Be aware that the California Statute of Limitations for personal injury cases is 2 years from the date of the injury and/or accident. “Protecting” this statute means ensuring your insurance company formally files a civil lawsuit against the identified third party in a timely fashion.

Pursuing Subrogation

While injured employees are barred from suing their employer for their workers compensation injury due to the Exclusive Remedy Rule, that same employee may still bring a personal injury claim against a third party who shares responsibility for the injury. The employer also has the right to bring a civil claim against a third party to be reimbursed for the workers compensation benefits it is providing. If the employee pursues the third party, the workers compensation carrier can join as a party to this litigation. In this scenario, the workers compensation carrier simply provides a summary of their costs, or their workers compensation lien. The carrier then has first lien rights once a judgment is reached against the at-fault party. 

As subrogation cases move toward settlement, there are many factors impacting the net recovery for the injured worker and insurance company (employer). Many incidents have shared negligence alleged by the employer and even by the employee. The civil arena does not have the same thresholds or tolerances for extent of injury, need for medical care, resulting temporary disability, permanent disability and / or future medical care as does the workers compensation system. Many times the workers compensation liens are considered liberal and excessive by the civil arena. Therefore, it is difficult for the workers compensation carriers to be fully reimbursed for the total costs of their claims.      

Waiver of Subrogation

In the Construction space, many trade contractors are asked via contract to provide waivers of subrogation in conjunction with other insurance requirements. Waivers do not prevent a subcontractor’s injured worker from filing suit against the general contractor. The waiver bars the subcontractor's workers compensation carrier from pursuing subrogation in the event the employee does not pursue relief from the aggrieved party. If the employee files suit, the subcontractor’s work comp carrier can then join the action. If the employee does not file suit, then the subcontractor’s carrier cannot pursue subrogation on its own against the General. Consider this example: A general contractor responsible for erecting scaffolding on a jobsite subcontracts drywall work to a subcontractor who will use the scaffolding in the scope of their work. An employee of the drywall contractor falls from the scaffolding and it is later determined that the General did not secure the base of scaffolding properly. Typically, the employer’s workers compensation carrier could look to subrogate the costs of the work comp injury claim incurred by the injured worker from the general contractor. However, the drywaller provided a waiver of subrogation to the general as a condition of securing the contract. Therefore, their right to subrogate against a general contractor has been waived. Subrogation between subcontractors; however, remains a viable avenue of subrogation if the involved parties are subcontractors.    

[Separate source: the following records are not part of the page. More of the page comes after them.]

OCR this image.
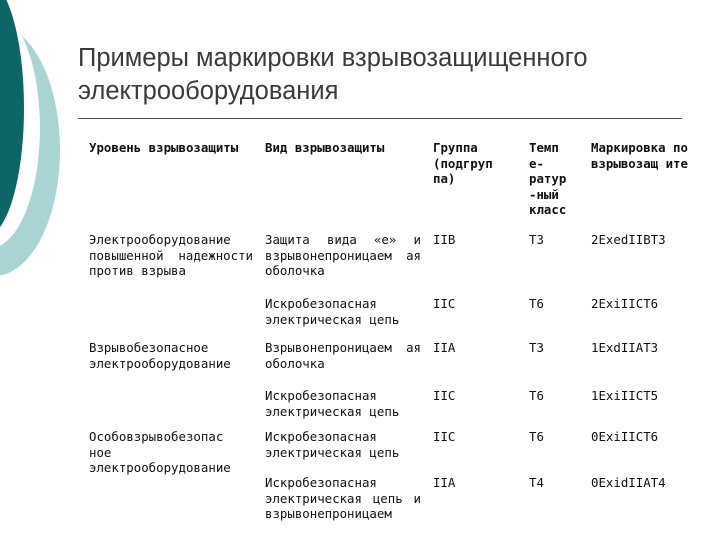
Примеры маркировки взрывозащищенного
электрооборудования
Уровень взрывозащиты	Вид взрывозащиты	Группа (подгруп па)	Темп е-ратур -ный класс	Маркировка по взрывозащ ите
Электрооборудование повышенной надежности против взрыва	Защита вида «е» и взрывонепроницаем ая оболочка	IIB	Т3	2ExedIIBT3
	Искробезопасная электрическая цепь	IIC	Т6	2ExiIICT6
Взрывобезопасное электрооборудование	Взрывонепроницаем ая оболочка	IIA	Т3	1ExdIIAT3
	Искробезопасная электрическая цепь	IIC	Т6	1ExiIICT5
Особовзрывобезопас ное электрооборудование	Искробезопасная электрическая цепь	IIC	Т6	0ExiIICT6
	Искробезопасная электрическая цепь и взрывонепроницаем	IIA	Т4	0ExidIIAT4
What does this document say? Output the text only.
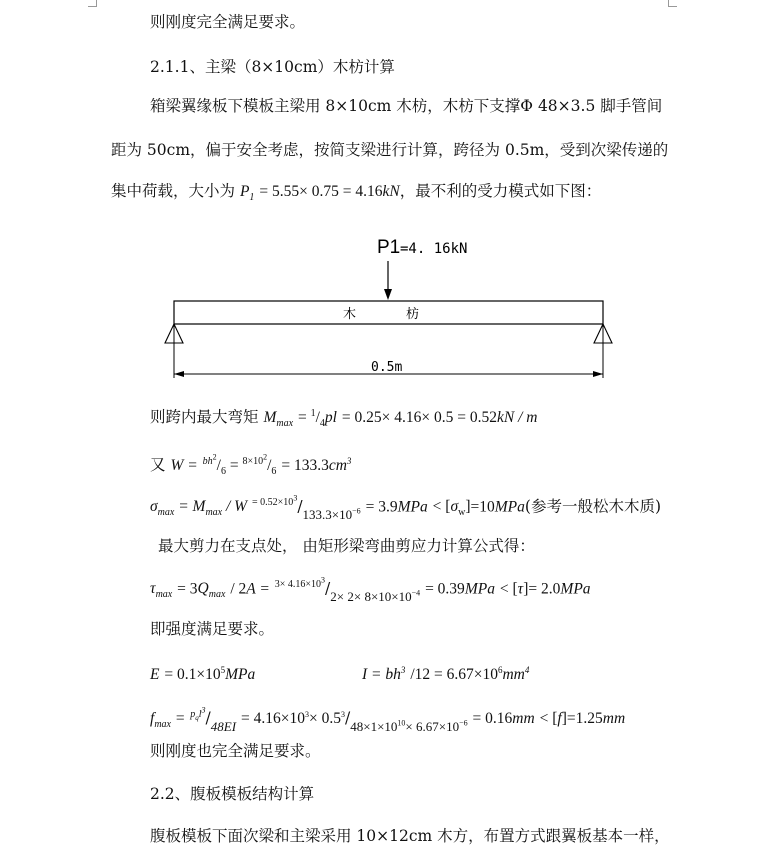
则刚度完全满足要求。
2.1.1、主梁（8×10cm）木枋计算
箱梁翼缘板下模板主梁用 8×10cm 木枋，木枋下支撑Φ 48×3.5 脚手管间
距为 50cm，偏于安全考虑，按简支梁进行计算，跨径为 0.5m，受到次梁传递的
集中荷载，大小为 $P_1 = 5.55\times 0.75 = 4.16kN$，最不利的受力模式如下图：
P1 =4. 16kN
木	枋
0.5m
则跨内最大弯矩 $M_{max} = ^1/_4pl = 0.25\times 4.16\times 0.5 = 0.52kN / m$
又 $W = ^{bh^2}/_6 = ^{8\times 10^2}/_6 = 133.3cm^3$
$\sigma_{max} = M_{max} / W$ $^{= 0.52\times 10^3}/_{133.3\times 10^{-6}} = 3.9MPa < [\sigma_w]=10MPa$(参考一般松木木质)
最大剪力在支点处， 由矩形梁弯曲剪应力计算公式得：
$\tau_{max} = 3Q_{max} / 2A = ^{3\times 4.16\times 10^3}/_{2\times 2\times 8\times 10\times 10^{-4}} = 0.39MPa < [\tau]= 2.0MPa$
即强度满足要求。
$E = 0.1\times 10^5MPa$	$I = bh^3$ $/12 = 6.67\times 10^6mm^4$
$f_{max} = ^{p_ql^3}/_{48EI} = 4.16\times 10^3\times 0.5^3/_{48\times 1\times 10^{10}\times 6.67\times 10^{-6}} = 0.16mm < [f]=1.25mm$
则刚度也完全满足要求。
2.2、腹板模板结构计算
腹板模板下面次梁和主梁采用 10×12cm 木方，布置方式跟翼板基本一样，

Becoming comfortable with the many facets of subrogation is crucial as your team builds an overall plan to manage risk. This process includes incorporating third party questions into your Incident Investigation Plan, overseeing the claim and recovery process, creating reasonable expectations as settlement draws near and paying closer attention to waiver requirements. While these are only initial steps, they represent a solid base to building a greater awareness and deeper understanding of subrogation.